When I work with them, I convince them to move with higher velocity and take advantage of all their ideas, experiences, information, and possibilities.
That contrasts with my general advice when I work with the wise veterans – where I convince them to update, adapt, innovate, and keep up.
Younger restaurateurs are able to build brands and companies because they build on the fact that, during my career, our industry became professionalized.
Instead of thinking about their next dream restaurant deal, they think about what they stand for.
They work on strategies to differentiate themselves from the competition because they know that leads to employee retention, guest frequency, growth and wealth.
How I Help Younger Restaurateurs Succeed
I don’t have to convince my Generation X and millennial restaurant clients about the need for constant improvement and looking forward.
They already understand the value of constant improvement – something I am known for talking about.
But I do help them focus because, with all the options available to them, “shiny object syndrome” often distracts them.
Many options we examine look worthwhile, but we have to be careful those shiny objects don’t lead us to a lack of follow-through and consistency.
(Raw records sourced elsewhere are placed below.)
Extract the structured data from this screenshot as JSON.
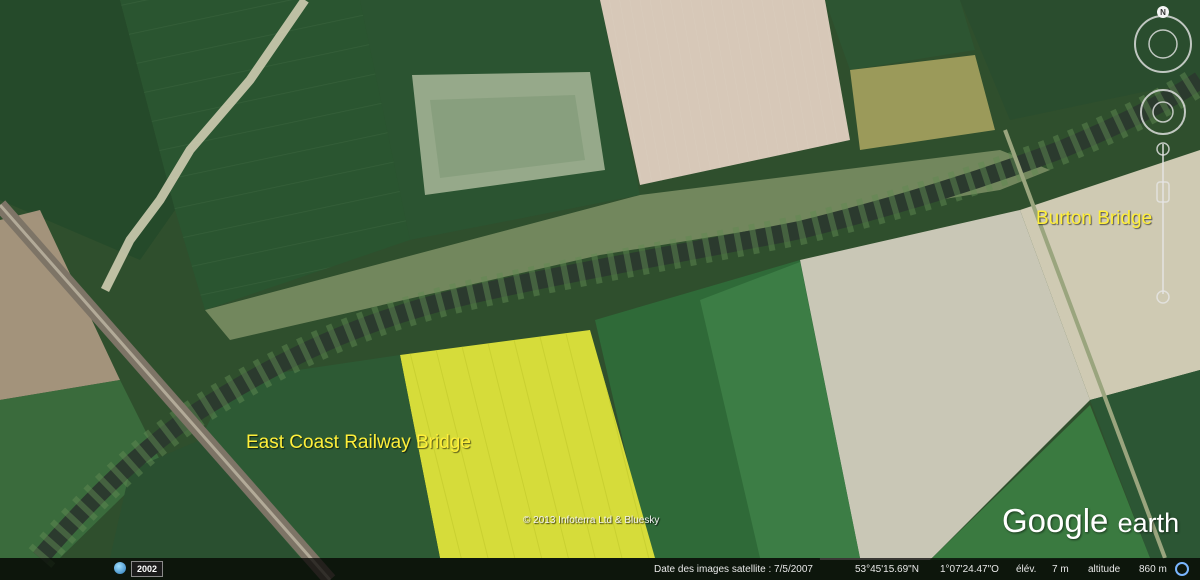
{
  "labels": {
    "railway_bridge": "East Coast Railway Bridge",
    "burton_bridge": "Burton Bridge"
  },
  "copyright": "© 2013 Infoterra Ltd & Bluesky",
  "brand": {
    "main": "Google",
    "suffix": "earth"
  },
  "navigation": {
    "compass_letter": "N"
  },
  "status": {
    "historical_year": "2002",
    "imagery_date": "Date des images satellite : 7/5/2007",
    "latitude": "53°45'15.69\"N",
    "longitude": "1°07'24.47\"O",
    "elevation_label": "élév.",
    "elevation_value": "7 m",
    "altitude_label": "altitude",
    "altitude_value": "860 m"
  },
  "colors": {
    "label_text": "#ffef3a",
    "rapeseed_field": "#d6dc3a",
    "river": "#2b3a2e",
    "statusbar": "#000000"
  }
}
And I do have to coach younger restaurateurs to focus on the guest, because they may get caught up on all these big ideas, all these bells and whistles, and lose track of the fact that our businesses must please people in their dining rooms.
We Proved It in a Workshop
This proved evident to me in my recently conducted Restaurant Initiative Rollout workshop.
There, I taught how to identify the most important initiative upon which everything else depends – what I always identify with a new client – to a room full of restaurant owners ranging from the relatively new to people who opened their first unit in the 1970s.
If I had conducted a scientifically validated study of different age groups with tenured professors and a research staff at a renowned university, it would not have been any clearer.
Everyone over a certain age in this group had the same key observation about the younger restaurateurs:
Generation X and millennial restaurateurs keep their high level of energy, insight, and activity on display, making everyone better.
That excites me like living in the digital age excites me – with all the possibilities, power, and tools we live with every day that did not even exist when I started.
My best clients take advantage of all that, whether millennial, Generation X, or baby boomer!
Over to you. How do you balance the natural tendencies of your generation to give your restaurants the greatest success?